According to her, Alecsandri’s poetry is “a manifesto”, which aims to mobilize Romanians for unification.

“The poem of the Union is a manifesto, a political speech in which the author, who proves himself to be a passionate civic spirit and an ardent patriot, includes all the aspects that can mobilize Romanians towards brotherhood: the call to action, the setting of high ideals, the prospect of victory and the jubilation of its fulfillment.

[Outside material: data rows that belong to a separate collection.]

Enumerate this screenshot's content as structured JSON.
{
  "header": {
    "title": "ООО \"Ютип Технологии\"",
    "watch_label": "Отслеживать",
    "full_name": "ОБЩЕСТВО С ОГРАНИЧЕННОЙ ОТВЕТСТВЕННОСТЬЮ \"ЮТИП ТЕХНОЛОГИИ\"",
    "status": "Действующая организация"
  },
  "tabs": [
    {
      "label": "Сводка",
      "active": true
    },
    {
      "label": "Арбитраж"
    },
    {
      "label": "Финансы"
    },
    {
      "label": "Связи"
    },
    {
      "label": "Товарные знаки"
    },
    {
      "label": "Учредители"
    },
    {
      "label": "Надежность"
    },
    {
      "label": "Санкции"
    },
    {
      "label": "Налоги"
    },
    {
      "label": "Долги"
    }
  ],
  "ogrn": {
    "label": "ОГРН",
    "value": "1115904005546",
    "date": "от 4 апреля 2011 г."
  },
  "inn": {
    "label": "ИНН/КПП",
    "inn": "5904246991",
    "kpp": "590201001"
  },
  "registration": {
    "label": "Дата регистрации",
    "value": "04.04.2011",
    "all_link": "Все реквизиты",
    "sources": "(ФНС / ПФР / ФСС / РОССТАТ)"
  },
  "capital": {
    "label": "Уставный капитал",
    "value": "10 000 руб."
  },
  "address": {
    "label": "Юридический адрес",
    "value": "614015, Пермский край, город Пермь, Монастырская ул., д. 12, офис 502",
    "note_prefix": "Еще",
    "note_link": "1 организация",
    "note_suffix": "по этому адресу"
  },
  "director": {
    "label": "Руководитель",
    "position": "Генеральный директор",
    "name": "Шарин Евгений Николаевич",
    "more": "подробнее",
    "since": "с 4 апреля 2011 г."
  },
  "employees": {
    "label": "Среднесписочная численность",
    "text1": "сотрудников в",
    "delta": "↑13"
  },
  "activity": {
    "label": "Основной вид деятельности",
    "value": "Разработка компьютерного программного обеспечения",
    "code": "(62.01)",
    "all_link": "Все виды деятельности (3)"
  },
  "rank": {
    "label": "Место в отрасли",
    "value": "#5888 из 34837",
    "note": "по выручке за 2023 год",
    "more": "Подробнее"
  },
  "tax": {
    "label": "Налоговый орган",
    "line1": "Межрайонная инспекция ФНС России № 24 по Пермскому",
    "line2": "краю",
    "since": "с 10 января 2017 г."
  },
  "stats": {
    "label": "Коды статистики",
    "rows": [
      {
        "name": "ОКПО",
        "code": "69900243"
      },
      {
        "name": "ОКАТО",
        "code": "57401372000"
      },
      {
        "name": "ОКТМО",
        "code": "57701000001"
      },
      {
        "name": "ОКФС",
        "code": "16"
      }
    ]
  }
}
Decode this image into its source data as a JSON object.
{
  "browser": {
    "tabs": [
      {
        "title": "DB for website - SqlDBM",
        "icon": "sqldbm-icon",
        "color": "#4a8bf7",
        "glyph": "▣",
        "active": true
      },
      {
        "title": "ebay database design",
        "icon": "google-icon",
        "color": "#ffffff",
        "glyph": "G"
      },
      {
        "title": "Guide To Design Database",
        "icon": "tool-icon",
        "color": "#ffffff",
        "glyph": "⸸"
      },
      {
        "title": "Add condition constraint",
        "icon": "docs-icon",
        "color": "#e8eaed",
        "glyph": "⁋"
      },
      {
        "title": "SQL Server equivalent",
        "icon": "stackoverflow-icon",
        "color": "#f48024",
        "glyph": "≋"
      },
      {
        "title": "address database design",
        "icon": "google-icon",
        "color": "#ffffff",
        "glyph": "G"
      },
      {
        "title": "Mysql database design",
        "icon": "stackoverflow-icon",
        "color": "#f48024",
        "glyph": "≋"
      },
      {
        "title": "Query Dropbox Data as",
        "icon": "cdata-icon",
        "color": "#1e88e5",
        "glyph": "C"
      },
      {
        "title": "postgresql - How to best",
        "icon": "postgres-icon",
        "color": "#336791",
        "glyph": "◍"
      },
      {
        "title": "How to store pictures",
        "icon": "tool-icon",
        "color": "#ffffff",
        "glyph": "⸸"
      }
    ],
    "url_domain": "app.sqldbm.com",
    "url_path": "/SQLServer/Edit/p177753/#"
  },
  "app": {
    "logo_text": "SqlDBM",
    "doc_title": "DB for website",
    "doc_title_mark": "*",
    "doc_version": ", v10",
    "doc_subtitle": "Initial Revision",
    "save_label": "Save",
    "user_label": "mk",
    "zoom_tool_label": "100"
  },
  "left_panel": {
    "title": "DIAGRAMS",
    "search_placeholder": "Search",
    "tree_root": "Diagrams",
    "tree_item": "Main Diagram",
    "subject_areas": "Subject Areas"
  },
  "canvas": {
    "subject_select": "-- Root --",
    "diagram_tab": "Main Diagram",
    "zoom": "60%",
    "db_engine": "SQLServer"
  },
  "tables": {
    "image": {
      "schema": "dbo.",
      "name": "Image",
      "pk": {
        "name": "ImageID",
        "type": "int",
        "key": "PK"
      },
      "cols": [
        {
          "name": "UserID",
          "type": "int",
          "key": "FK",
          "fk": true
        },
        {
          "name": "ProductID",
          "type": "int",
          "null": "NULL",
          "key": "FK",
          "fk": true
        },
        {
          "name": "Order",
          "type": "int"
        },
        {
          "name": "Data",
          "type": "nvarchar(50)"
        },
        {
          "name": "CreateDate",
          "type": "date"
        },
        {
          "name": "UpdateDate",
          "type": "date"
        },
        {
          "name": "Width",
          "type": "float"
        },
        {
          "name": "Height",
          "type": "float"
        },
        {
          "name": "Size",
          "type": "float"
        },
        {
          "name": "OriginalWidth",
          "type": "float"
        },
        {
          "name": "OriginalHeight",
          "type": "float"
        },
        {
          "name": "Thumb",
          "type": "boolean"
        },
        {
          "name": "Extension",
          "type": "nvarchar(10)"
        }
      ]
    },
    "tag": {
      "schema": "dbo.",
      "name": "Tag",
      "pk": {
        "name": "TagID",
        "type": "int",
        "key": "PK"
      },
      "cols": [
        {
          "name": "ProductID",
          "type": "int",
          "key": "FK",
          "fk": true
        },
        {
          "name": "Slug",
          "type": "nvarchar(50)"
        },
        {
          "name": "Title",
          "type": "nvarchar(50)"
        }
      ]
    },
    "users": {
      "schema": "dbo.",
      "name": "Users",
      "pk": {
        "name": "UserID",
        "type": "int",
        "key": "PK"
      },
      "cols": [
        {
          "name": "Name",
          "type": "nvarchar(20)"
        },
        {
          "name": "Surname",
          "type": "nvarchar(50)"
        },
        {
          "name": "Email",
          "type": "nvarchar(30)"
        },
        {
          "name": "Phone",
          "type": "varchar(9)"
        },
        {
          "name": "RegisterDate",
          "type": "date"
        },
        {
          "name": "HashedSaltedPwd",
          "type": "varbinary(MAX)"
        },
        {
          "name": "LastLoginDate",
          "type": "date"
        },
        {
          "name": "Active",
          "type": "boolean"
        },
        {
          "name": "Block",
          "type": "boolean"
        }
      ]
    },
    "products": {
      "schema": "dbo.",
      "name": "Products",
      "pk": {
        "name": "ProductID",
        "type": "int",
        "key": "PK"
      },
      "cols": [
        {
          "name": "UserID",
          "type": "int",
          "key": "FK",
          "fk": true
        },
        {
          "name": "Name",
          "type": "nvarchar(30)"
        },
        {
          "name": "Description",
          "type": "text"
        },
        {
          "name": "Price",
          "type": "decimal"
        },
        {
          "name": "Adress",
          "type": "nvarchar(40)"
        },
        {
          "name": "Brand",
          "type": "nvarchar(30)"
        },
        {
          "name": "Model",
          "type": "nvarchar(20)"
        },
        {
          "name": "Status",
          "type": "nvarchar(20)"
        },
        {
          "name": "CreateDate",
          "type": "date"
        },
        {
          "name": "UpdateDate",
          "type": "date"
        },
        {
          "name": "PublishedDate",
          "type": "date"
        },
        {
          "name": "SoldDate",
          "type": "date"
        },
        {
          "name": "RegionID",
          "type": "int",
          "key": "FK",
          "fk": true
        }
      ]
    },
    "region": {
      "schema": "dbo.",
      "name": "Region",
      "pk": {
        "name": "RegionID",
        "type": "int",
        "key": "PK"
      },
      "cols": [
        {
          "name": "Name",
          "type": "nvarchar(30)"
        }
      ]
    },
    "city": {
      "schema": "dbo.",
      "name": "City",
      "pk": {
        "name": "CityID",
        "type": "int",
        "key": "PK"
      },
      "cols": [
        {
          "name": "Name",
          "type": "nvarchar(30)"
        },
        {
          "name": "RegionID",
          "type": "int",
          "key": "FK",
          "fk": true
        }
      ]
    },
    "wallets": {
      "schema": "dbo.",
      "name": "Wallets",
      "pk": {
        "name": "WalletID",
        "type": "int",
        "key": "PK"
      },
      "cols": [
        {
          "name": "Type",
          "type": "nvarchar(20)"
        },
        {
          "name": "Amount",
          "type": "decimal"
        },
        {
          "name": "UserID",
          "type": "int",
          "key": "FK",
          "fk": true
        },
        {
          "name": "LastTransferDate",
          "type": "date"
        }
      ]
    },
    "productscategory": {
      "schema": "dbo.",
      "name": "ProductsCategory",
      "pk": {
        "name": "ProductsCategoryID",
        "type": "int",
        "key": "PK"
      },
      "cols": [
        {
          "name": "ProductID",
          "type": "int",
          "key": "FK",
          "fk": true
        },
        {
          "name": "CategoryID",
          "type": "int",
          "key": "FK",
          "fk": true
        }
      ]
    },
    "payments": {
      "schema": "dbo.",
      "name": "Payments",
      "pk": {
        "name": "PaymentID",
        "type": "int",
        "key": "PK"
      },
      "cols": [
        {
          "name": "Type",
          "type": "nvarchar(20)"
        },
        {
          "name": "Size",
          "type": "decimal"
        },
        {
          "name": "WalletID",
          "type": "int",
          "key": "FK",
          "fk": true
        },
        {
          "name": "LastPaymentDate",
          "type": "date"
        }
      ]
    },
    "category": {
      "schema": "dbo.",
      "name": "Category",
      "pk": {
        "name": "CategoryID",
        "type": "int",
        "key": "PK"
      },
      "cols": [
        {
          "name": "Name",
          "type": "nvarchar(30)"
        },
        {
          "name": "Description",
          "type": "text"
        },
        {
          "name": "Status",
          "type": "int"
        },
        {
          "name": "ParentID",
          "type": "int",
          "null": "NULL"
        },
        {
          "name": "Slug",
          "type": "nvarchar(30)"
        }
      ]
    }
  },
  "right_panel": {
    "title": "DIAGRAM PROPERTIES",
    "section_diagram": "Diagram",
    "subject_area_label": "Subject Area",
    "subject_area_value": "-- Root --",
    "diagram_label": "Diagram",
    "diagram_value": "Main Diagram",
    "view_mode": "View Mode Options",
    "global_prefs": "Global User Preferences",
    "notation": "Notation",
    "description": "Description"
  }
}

Although it includes, in its eight stanzas, a political speech, Hora Unirii sensitizes the receiver through its simplicity and popular character, the poetic ideas, the vision and the feelings expressed being easily received by the readers/listeners of this intoned anthem,” says Ionelia Burghelea.

Although it never became Romania’s national anthem, “Hora Unirii” had several versions, performed over time by well-known artists, one of the famous interpretations belonging to Maria Tanase.